OPINIÓN_ La Lupa. “Recordando a WALL-E”, por Mila Guerrero  

    Con la toda la vorágine prenavideña en torno al desastre del clima, me imaginaba que las cadenas de televisión proyectarían a menudo durante el período estival la película Wall-e, para reforzar de alguna manera las buenas intenciones para con el medioambiente que se habían creado, pero no ha sido así. La he echado de menos.

    Para aquellos que no lo recuerden, en la joya de la animación de los estudios Pixar, la humanidad ha tenido que abandonar la Tierra debido a que la ocupaban la basura y los residuos que ella misma produce, en tal cantidad, que llega un momento que no es capaz de gestionarlos, y estos acaban destruyendo la Naturaleza, y por lo tanto la vida posible en el planeta. Wall-e es un pequeño robot que se dedica a recolectar y almacenar basura, unos de los pocos habitantes que permanecen en la Tierra después del éxodo humano. Con una trama amena e interesante, y una estupenda banda sonora, durante el filme acompañamos encantados y divertidos a Wall-e y a EVA, una robot que, periódicamente, baja al planeta a comprobar si hay signos de recuperación del ecosistema, en su aventura por recuperar la vida en la desolada Tierra.  Así que ver esta película resulta una estupenda ocasión para recordar a grandes y pequeños la importancia de cuidar de los recursos naturales de la esfera azul donde vivimos y no maltratarla en exceso, para conservar nuestra propia vida lo más posible.

    moroninfo-mar17

    En esa etapa futura que imagina la cinta,  en la que los hombres y mujeres que habitaban la tierra viven en una nave surcando el firmamento con todo tipo de comodidades, la especie humana ha involucionado  a un trozo de carne inútil  que se pasea recostado en unos sillones que levitan a una cuarta del suelo, perdida la capacidad de andar de no utilizarla, y consumiendo de manera continua todo lo que le sugieren un incontable  número de pantallas que le asisten sin cesar. Obesos sin remedio, engullen comida placentera en forma de papilla y batidos (para no molestarse ni en masticar), eso sí, con pajita (lo mismo hasta de plástico, que no había llegado la paranoia mundial al tema aún en 2008, año en que se estrenó la película).  La comodidad les ha llevado a delegar su propia conciencia en manos de un superordenador.
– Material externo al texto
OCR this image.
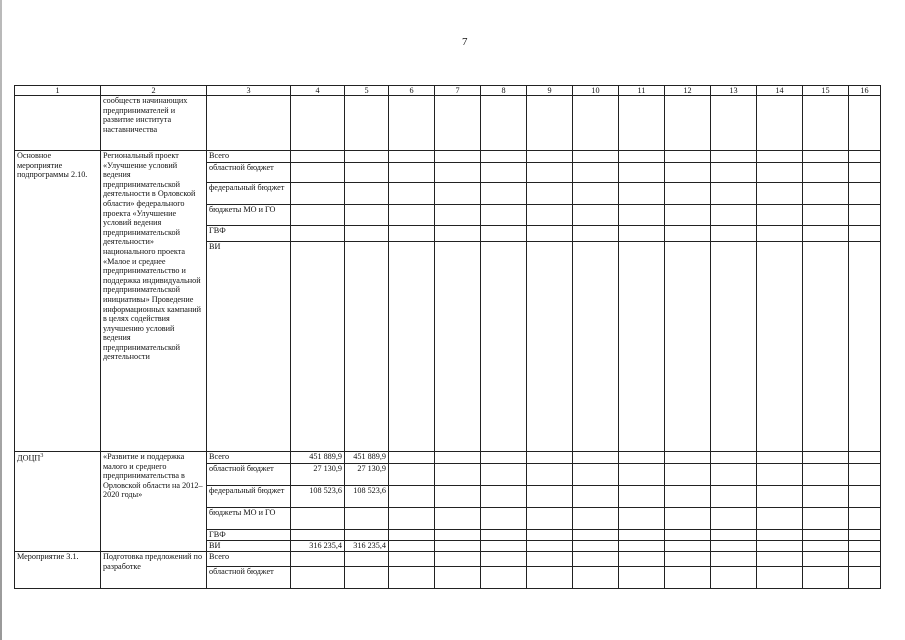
7
1	2	3	4	5	6	7	8	9	10	11	12	13	14	15	16
	сообществ начинающих предпринимателей и развитие института наставничества														
Основное мероприятие подпрограммы 2.10.	Региональный проект «Улучшение условий ведения предпринимательской деятельности в Орловской области» федерального проекта «Улучшение условий ведения предпринимательской деятельности» национального проекта «Малое и среднее предпринимательство и поддержка индивидуальной предпринимательской инициативы» Проведение информационных кампаний в целях содействия улучшению условий ведения предпринимательской деятельности	Всего													
		областной бюджет													
		федеральный бюджет													
		бюджеты МО и ГО													
		ГВФ													
		ВИ													
ДОЦП$^3$	«Развитие и поддержка малого и среднего предпринимательства в Орловской области на 2012–2020 годы»	Всего	451 889,9	451 889,9											
		областной бюджет	27 130,9	27 130,9											
		федеральный бюджет	108 523,6	108 523,6											
		бюджеты МО и ГО													
		ГВФ													
		ВИ	316 235,4	316 235,4											
Мероприятие 3.1.	Подготовка предложений по разработке	Всего													
		областной бюджет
    Esa es en realidad la imagen que perdura más vívida en mi cerebro de toda la película, y no puedo evitar acordarme de ese dibujo animado fofo e inútil que representa a los humanos del futuro cada vez que veo que la dejadez, la pereza y la estupidez general dominan las decisiones que establecen las bases de lo que será el futuro de todos.

    Aun así, como sigo siendo de las que no pierden la esperanza, y no pido por el advenimiento de ese meteorito que tanto anhela mi amigo el Sr. D. Marcos Martínez en sus columnas y vizcaínas, yo recomiendo ver más de una vez Wall-e, por poner un ejemplo, y leer mucho y variado, si pudiera ser, que lo mismo de tanto intentarlo algo se nos pudiera pegar y así quizá tendríamos alguna oportunidad de evitar el seguro desastre.